Signal processing on simplicial complexes
This work addresses the need for signal processing methods in complex systems with higher-order dependencies, but it is incremental as it surveys and adapts existing ideas to a new domain.
The paper tackles the problem of processing signals on higher-order network structures by extending signal processing techniques from regular domains to simplicial complexes, using the Hodge Laplacian matrix as a key operator for tasks like Fourier analysis and denoising.
Higher-order networks have so far been considered primarily in the context of studying the structure of complex systems, i.e., the higher-order or multi-way relations connecting the constituent entities. More recently, a number of studies have considered dynamical processes that explicitly account for such higher-order dependencies, e.g., in the context of epidemic spreading processes or opinion formation. In this chapter, we focus on a closely related, but distinct third perspective: how can we use higher-order relationships to process signals and data supported on higher-order network structures.

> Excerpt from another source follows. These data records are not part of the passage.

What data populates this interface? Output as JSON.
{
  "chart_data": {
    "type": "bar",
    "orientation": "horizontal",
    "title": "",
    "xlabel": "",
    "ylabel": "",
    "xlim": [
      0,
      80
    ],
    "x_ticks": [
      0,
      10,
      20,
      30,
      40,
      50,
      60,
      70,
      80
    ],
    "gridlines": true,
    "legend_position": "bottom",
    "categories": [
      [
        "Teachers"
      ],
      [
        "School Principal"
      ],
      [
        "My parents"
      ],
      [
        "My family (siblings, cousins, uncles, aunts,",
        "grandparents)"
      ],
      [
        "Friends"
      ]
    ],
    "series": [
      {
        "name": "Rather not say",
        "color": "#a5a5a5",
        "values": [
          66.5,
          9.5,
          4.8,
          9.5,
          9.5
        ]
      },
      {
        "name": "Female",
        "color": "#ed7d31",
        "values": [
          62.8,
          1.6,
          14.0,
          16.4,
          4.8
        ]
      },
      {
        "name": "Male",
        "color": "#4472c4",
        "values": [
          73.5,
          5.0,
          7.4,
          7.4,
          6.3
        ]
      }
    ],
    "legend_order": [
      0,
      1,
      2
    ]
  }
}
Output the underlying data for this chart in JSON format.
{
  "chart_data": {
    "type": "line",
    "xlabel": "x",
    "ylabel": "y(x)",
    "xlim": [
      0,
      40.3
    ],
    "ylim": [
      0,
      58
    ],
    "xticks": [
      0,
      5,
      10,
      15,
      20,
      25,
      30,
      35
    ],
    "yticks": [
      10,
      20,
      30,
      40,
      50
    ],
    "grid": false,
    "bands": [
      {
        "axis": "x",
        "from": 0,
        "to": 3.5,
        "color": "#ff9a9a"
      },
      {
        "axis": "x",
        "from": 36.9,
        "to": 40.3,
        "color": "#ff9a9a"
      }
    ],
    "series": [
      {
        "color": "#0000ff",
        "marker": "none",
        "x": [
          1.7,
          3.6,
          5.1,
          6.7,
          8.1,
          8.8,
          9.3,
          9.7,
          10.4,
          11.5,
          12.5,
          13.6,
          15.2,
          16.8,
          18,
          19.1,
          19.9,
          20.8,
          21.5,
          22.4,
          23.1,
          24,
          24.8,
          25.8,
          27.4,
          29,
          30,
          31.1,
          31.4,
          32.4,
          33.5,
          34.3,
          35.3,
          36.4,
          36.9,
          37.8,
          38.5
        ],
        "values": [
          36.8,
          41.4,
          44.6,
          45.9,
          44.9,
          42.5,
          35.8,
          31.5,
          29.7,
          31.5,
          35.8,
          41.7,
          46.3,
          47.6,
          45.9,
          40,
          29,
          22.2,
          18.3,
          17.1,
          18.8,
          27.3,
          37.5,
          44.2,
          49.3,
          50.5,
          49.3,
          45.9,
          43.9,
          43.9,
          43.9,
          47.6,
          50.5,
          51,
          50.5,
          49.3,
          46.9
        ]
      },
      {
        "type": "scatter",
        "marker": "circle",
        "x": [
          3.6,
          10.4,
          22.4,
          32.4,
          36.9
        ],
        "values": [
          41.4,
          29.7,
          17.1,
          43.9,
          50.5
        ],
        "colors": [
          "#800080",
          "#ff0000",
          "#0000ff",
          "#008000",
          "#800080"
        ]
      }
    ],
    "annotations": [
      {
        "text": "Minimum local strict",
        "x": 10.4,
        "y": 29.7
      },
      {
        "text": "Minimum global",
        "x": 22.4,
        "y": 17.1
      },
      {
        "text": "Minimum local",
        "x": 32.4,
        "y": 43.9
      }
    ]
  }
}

In particular, we survey how ideas from signal processing of data supported on regular domains, such as time series or images, can be extended to graphs and simplicial complexes. We discuss Fourier analysis, signal denoising, signal interpolation, and nonlinear processing through neural networks based on simplicial complexes. Key to our developments is the Hodge Laplacian matrix, a multi-relational operator that leverages the special structure of simplicial complexes and generalizes desirable properties of the Laplacian matrix in graph signal processing.